Instalada a sangre y fuego en la República Argentina en 1976, desgastada por la brutalidad de sus procedimientos, envuelta en un halo de corrupción y aislada internacionalmente, la dictadura atravesaba por su peor momento. Tres días antes de aquel 2 de abril de 1982, una manifestación sindical, brutalmente reprimida por la policía, había derivado en una verdadera batalla campal librada en calles y avenidas adyacentes a la Plaza de Mayo en la ciudad de Buenos Aires. Ese era el clima reinante en el país.
La Junta de Comandantes creía que la ocupación de las islas Malvinas —un acto de reparación del despojo sufrido en 1833— devolvería a las Fuerzas Armadas parte del prestigio perdido en los últimos años y les insuflaría el oxígeno político suficiente como para mantenerse en el poder o, de mínima, hallar sin apuro y sin oposición a la vista, una salida honorable al atolladero en que se encontraban.
En medio de ese delirio de soberbia y voluntarismo, se creyó que el Reino Unido iba a permanecer impasible; que Margaret Thatcher, la dama que gobernaba con mano de hierro lo que quedaba del viejo imperio, no tendría agallas ni espaldas suficientes para despachar una flota al lejano Atlántico Sur. También se abrigó la ilusión de que los EE.UU. y el presidente Ronald Reagan iban a apoyar la causa. Ambas apuestas pecaron de ingenuidad y, obviamente, resultaron fallidas: Inglaterra despachó una flota poderosa y EE.UU. jugó todas sus fichas a favor de su aliado histórico. Con excepción de unos pocos países hermanos, la Argentina quedó prácticamente sola, mano a mano con una de las mayores potencias mundiales.
Desde el punto de vista militar, la suerte quedó echada cuando los británicos pusieron en marcha la Operation Corporate para desbaratar la endeble “Operación Rosario” —en referencia a Nuestra Señora del Rosario— de la dictadura argentina. El hundimiento criminal del crucero ARA General Belgrano inició la cuenta regresiva que culminaría en la ulterior rendición del 14 de junio de aquel año.
Fue una guerra desigual que duró 74 días y enfrentó a uno de los ejércitos más profesionales y mejor pertrechados del mundo con otro que no estaba a la altura de una contienda de semejante magnitud.
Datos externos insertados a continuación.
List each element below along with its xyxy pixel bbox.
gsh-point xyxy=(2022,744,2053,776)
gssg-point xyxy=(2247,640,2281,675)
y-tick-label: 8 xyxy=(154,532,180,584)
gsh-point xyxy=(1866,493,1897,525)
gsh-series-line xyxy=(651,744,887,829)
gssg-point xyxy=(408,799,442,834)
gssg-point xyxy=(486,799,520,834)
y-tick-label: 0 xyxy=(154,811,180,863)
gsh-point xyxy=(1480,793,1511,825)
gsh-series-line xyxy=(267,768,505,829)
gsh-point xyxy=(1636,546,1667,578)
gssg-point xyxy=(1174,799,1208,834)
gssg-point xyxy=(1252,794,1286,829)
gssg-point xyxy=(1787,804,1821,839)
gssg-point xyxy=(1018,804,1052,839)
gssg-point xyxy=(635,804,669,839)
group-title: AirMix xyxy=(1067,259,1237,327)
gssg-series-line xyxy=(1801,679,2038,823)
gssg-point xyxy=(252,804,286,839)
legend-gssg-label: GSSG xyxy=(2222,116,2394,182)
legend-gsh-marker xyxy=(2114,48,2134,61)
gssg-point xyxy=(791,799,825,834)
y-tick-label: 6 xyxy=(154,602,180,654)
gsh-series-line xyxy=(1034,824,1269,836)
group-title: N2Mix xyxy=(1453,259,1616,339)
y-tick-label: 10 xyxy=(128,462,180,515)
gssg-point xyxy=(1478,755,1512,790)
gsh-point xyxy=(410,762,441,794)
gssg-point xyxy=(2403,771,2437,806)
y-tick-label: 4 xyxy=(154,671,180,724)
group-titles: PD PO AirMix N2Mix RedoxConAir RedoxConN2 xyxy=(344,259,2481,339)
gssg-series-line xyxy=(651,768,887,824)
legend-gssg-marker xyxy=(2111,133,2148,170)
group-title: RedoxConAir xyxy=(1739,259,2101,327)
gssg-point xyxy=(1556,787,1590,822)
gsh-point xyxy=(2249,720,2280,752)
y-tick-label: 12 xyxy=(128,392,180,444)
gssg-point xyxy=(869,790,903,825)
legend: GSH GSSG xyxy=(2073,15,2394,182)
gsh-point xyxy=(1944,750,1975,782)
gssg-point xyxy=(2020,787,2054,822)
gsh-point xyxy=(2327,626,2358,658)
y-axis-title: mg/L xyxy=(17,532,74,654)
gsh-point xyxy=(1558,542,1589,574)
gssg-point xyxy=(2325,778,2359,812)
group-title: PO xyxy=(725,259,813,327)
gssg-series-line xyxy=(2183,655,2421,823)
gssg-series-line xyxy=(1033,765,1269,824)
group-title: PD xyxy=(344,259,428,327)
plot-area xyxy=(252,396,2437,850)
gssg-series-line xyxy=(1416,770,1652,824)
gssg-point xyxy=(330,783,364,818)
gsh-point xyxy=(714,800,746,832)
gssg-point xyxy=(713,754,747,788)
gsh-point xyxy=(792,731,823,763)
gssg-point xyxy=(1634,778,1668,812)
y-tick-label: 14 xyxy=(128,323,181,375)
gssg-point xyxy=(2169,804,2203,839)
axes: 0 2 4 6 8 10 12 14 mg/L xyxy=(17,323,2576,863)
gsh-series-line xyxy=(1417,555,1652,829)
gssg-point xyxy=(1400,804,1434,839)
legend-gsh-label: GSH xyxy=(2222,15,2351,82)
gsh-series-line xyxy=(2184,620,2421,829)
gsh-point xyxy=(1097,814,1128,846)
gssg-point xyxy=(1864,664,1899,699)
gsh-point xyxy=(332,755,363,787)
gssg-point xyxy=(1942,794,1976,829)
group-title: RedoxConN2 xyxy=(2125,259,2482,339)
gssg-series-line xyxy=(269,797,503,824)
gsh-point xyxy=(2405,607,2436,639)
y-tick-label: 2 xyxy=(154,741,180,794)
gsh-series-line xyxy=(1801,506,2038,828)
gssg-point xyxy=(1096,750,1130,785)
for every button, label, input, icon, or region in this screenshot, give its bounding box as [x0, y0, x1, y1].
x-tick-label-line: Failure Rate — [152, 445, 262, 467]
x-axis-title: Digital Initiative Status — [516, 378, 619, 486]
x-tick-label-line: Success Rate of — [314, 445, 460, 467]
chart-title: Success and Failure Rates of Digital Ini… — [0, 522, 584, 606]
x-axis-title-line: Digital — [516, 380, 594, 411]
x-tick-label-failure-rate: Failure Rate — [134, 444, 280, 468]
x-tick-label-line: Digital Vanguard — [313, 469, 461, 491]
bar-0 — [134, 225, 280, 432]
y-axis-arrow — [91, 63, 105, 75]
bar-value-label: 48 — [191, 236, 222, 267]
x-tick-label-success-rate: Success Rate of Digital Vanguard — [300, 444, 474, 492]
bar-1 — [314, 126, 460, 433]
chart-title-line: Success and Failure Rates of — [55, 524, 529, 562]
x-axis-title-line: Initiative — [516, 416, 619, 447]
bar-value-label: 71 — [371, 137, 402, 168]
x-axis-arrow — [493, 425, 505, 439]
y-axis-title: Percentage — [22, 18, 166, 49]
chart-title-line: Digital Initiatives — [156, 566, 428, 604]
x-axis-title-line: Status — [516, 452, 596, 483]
Poco pudieron hacer el heroísmo y entrega de nuestros combatientes para revertir un final cantado desde el comienzo. Igual, corresponde destacar el arrojo y pericia de los pilotos argentinos y la valentía y sacrificio de oficiales y soldados que resistieron durante semanas el avance del enemigo en los pozos de zorro, ateridos de frío, sin logística ni provisiones suficientes.
Los grandes ganadores fueron la Thatcher, que salvó a su alicaído gobierno, y los malvinenses, que lograron reconocimientos y prebendas que jamás hubieran tenido de no haber mediado la guerra. Para el país las consecuencias fueron funestas, empezando por los muertos —649 en acciones de guerra, más las bajas y suicidios que le siguieron—, las pérdidas materiales y el alejamiento de la posibilidad de recobrar la soberanía sobre nuestras islas por la vía diplomática, al menos hasta hoy.
Y una vez más: el aventurerismo de quienes embarcaron al país en aquella peripecia sin chances de éxito no desmerece el patriotismo de oficiales, suboficiales y soldados que lucharon y murieron en Malvinas pese a la desigualdad de condiciones con el enemigo que tuvieron en frente.
Sin embargo, el sacrificio de nuestros héroes no fue en vano: la derrota parió la democracia y obligó la retirada vergonzante de una dictadura que, caso contrario, hubiera mantenido “las urnas bien guardadas”, como había profetizado Leopoldo Fortunato Galtieri.
En homenaje de todos ellos, de los caídos y veteranos, debemos ganar otra guerra: la de la Memoria, contra el olvido y la indiferencia.
Honor y gloria a todos quienes dieron sus vidas por la Patria.